I talk a lot about The Society of the Cincinnati, and this guy named Cincinnatus. So who was this guy?
A couple of weeks ago, I posted some pretty good links to find more information about him. Find those here.
Those links can do a better job than I can, but here’s the short version:
Cincinnatus (full name of Lucius Quinctius Cincinnatus) was a Roman General in the 5th century B.C.
In his later years, Cincinnatus was living out his time as a farmer, minding his own business. At the time, the Roman empire was expanding and the Roman armies were scattered to the wind. So when the so-called barbarians invaded Rome by surprise, there was no one left to stop them.

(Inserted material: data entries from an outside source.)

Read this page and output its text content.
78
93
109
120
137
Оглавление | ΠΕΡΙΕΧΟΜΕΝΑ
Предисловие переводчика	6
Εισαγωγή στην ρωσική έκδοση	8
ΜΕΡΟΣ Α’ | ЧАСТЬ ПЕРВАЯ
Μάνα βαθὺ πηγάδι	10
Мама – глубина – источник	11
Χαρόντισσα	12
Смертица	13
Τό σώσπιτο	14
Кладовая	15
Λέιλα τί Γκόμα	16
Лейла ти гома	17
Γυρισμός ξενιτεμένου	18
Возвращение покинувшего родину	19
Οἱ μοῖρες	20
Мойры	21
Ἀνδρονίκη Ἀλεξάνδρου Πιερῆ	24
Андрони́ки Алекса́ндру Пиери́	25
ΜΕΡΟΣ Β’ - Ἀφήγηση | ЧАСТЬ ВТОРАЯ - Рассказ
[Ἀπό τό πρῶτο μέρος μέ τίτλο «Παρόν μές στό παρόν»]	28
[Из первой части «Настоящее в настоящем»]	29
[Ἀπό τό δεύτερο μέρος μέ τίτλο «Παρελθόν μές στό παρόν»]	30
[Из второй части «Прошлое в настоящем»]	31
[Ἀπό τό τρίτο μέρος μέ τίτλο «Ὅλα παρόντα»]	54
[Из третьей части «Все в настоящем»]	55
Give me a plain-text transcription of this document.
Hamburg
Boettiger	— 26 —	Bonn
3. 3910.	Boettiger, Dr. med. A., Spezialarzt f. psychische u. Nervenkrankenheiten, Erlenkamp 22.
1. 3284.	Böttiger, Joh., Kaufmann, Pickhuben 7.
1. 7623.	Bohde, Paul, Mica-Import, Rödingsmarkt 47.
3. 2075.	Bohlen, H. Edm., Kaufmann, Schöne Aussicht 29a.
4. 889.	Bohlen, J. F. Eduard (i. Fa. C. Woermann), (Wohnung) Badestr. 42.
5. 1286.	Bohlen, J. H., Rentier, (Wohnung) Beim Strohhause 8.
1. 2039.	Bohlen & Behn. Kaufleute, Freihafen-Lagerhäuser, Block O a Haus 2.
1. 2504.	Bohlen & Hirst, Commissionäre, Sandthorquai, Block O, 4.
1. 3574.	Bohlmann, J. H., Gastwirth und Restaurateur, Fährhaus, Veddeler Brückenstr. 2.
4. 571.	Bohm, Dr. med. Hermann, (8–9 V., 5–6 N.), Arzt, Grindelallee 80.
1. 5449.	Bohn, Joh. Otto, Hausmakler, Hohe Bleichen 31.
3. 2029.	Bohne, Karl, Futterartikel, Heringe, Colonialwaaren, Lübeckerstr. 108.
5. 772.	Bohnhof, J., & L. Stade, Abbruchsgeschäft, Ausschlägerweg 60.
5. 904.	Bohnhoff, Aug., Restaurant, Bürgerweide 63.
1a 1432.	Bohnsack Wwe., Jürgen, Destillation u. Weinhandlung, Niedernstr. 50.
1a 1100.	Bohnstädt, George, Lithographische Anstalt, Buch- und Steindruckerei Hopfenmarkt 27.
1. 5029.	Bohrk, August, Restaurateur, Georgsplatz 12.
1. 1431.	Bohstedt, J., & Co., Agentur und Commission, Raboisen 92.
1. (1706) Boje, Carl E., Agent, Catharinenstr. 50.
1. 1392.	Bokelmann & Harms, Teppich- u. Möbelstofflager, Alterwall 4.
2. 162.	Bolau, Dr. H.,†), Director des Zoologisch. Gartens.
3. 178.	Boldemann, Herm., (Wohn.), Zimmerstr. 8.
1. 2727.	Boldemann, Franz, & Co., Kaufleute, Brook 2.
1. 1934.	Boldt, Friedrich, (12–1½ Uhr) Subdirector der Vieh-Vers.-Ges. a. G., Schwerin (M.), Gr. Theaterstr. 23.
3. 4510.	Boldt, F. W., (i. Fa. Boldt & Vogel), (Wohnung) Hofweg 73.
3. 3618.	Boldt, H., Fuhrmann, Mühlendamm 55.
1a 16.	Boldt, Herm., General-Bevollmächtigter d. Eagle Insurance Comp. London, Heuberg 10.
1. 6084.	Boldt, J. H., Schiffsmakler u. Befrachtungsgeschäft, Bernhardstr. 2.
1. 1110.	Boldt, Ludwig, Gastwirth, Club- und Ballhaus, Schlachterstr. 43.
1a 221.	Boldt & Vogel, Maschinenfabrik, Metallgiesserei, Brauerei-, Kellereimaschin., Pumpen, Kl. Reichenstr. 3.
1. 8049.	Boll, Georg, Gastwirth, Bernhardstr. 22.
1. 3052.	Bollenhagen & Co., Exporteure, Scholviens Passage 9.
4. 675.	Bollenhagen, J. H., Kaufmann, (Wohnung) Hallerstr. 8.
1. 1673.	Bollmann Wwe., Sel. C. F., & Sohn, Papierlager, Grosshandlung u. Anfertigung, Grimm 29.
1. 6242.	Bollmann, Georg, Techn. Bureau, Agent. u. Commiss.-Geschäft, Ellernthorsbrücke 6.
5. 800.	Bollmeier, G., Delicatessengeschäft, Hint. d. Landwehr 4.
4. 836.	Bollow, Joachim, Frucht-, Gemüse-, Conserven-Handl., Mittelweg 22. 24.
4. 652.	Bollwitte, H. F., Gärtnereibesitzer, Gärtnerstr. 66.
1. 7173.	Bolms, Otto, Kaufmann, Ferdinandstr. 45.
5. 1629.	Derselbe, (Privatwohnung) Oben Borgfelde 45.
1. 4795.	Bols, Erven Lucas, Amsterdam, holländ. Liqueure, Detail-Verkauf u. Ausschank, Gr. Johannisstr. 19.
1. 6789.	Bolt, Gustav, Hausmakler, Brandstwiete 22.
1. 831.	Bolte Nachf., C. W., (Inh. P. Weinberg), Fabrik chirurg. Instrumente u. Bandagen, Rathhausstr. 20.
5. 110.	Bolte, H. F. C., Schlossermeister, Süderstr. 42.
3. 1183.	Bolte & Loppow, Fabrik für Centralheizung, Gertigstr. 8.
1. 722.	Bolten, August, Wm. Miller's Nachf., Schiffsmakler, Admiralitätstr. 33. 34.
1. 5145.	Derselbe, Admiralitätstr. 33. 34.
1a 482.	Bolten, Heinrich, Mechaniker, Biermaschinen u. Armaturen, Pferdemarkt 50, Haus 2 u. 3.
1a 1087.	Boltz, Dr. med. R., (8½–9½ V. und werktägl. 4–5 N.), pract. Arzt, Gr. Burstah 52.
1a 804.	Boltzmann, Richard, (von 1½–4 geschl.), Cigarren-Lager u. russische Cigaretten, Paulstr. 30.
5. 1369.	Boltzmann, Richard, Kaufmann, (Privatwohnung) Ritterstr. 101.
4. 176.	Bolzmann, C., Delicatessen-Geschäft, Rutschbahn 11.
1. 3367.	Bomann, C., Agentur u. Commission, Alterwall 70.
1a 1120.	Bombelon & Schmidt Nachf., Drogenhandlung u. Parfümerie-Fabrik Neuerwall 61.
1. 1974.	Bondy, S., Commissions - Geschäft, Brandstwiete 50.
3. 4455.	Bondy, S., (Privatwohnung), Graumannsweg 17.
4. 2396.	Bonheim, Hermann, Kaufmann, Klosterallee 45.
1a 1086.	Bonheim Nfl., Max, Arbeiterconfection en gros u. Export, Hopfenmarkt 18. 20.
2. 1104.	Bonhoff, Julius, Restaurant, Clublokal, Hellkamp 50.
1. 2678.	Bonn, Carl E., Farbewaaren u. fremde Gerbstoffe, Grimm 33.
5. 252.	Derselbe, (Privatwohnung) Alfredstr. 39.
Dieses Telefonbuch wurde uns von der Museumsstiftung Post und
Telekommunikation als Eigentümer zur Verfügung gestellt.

The Roman Senate called upon Cincinnatus and gave him full dictatorial control to defeat the invaders. Cincinnatus took control, rallied the army and defeated the invaders. But that’s not the cool part.
After the invaders were defeated, instead of maintaining control as the dictator, Cincinnatus immediately gave the power back to the senate, and returned to his farm.
He did this again almost 20 years later, and, once again, gave the power back as soon as the conflict was resolved.
This became a model for our founding fathers. Good leaders use power wisely, and then give it back to the people. It’s in the nature of humans to hang onto power once they have it, but our founding fathers knew that Cincinnatus set a better model for the way that society and a good government should work.